The evolutionary origin of inflammatory bone destruction–a hypothesis

In rheumatoid arthritis, Th17-cell-mediated bone damage is exclusively pathogenic, but it may be related to the host defense machinery against bacterial infection in the context of periodontitis. During periodontitis, Th17 cells, including exFoxp3Th17 cells, eradicate oral bacteria in two different ways. First, they evoke anti-bacterial responses, inducing anti-bacterial peptides as well as neutrophil chemo-attractants in oral epithelial cells. Second, they stop prolonged infection and inflammation by promoting osteoclastic bone resorption, leading to the ejection of the diseased-tooth which is the source of infection (Fig. 3). Indeed, tooth loss completely terminates periodontitis-induced local inflammation and the systemic dissemination of oral bacteria [2]. Needless to say, the teeth are essential and non-substitutable organ for humans. Since tooth loss has adverse effects on human health, it is difficult to say whether the infection-driven tooth loss is ultimately “beneficial”. However, in the short run, it may well be. It is reported that osteopetrotic patients with severe periodontitis develop prolonged infection and life-threatening osteomyelitis of the jaw, which is treated by extraction of the diseased-tooth and antibiotic treatment [53]. Medication-related osteonecrosis of the jaw (MRONJ) is one of the most serious side effects of anti-bone resorptive drugs. Although tooth extraction has been considered a potential trigger for the onset of MRONJ, recent studies have suggested that local infection, but not tooth extraction itself, is the key risk factor [1]. From an evolutionary point of view, most of vertebrates are polyphyodonts, which means they can continually replace lost teeth. Infection-driven tooth loss is also observed in ancient reptiles, and the Tnfsf11 and Il17a genes are widely conserved across species ranging from jawed fishes to humans [54, 55]. These findings suggest that the bone loss mechanism exerted by Th17 cells may have emerged as a primitive host defense mechanism for stopping prolonged bacterial infection at the oral barrier, a system which has been evolutionarily conserved from polyphyodont animals with substitutable teeth [1, 55].

Concluding remarks

Periodontitis is a unique osteoimmune disease in which RANKL links the antibacterial immune response to bone destruction.
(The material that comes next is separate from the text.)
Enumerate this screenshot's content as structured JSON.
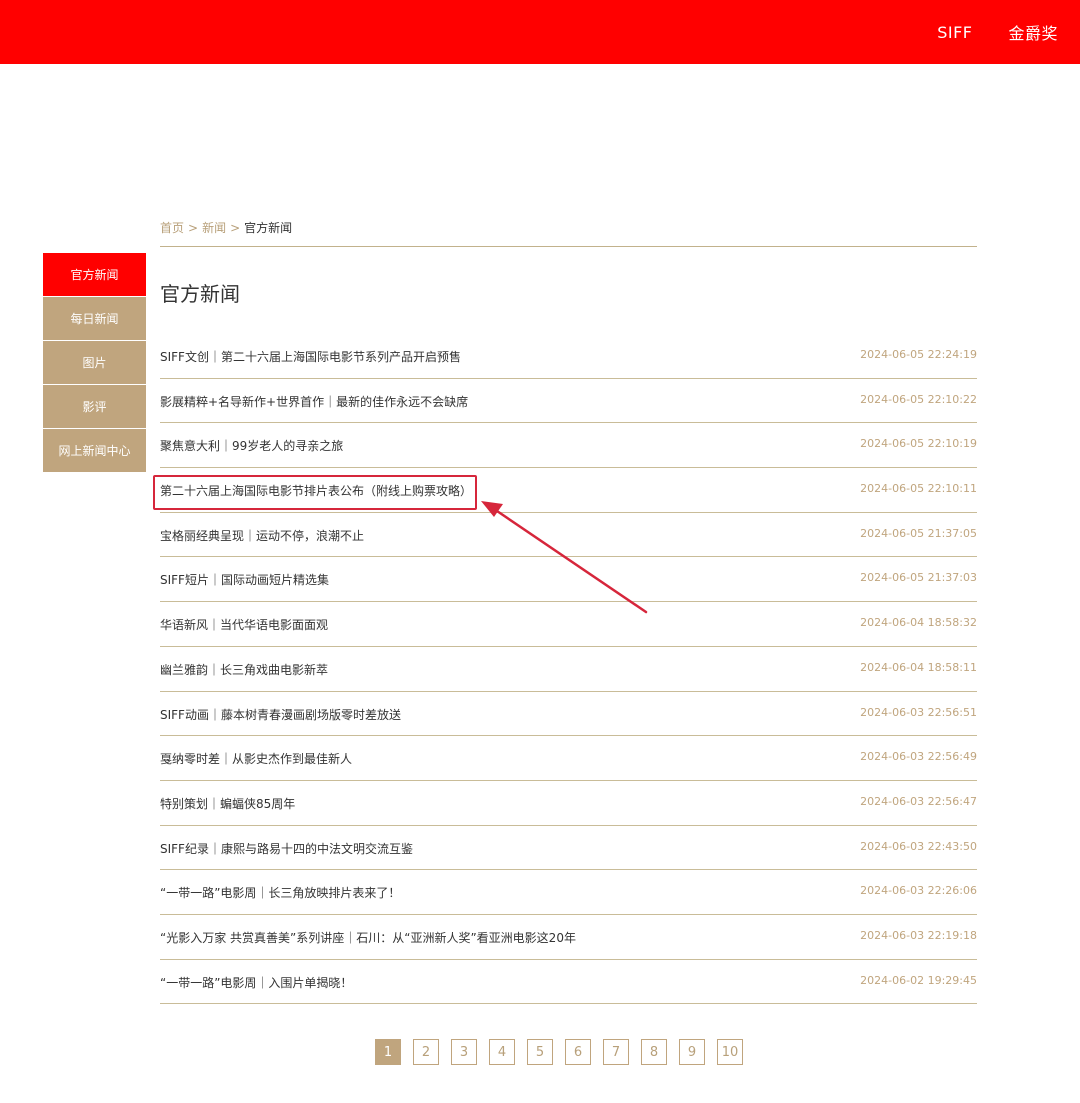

There are few other conditions in which infection occurs around the bone, other than periodontitis. The field of osteoimmunology has developed and progressed with investigations into the mechanisms underlying bone damage associated with autoimmune arthritis, and substantially contributed to a better understanding of the pathogenesis of inflammatory bone diseases, including periodontitis. Since the primary role of the immune system is to provide host defense against pathogens, the investigation of periodontitis will help illuminate the “true nature” of the interactions between immune cells and bone cells, which cannot be understood by arthritis research alone. Periodontal research is now one of the critical domains of the field of osteoimmunology. Future investigations into the molecular mechanisms of periodontitis will provide key insights that will contribute to advances in therapeutic strategies not only for periodontitis, but also for various diseases in which bone and/or immune cells are involved.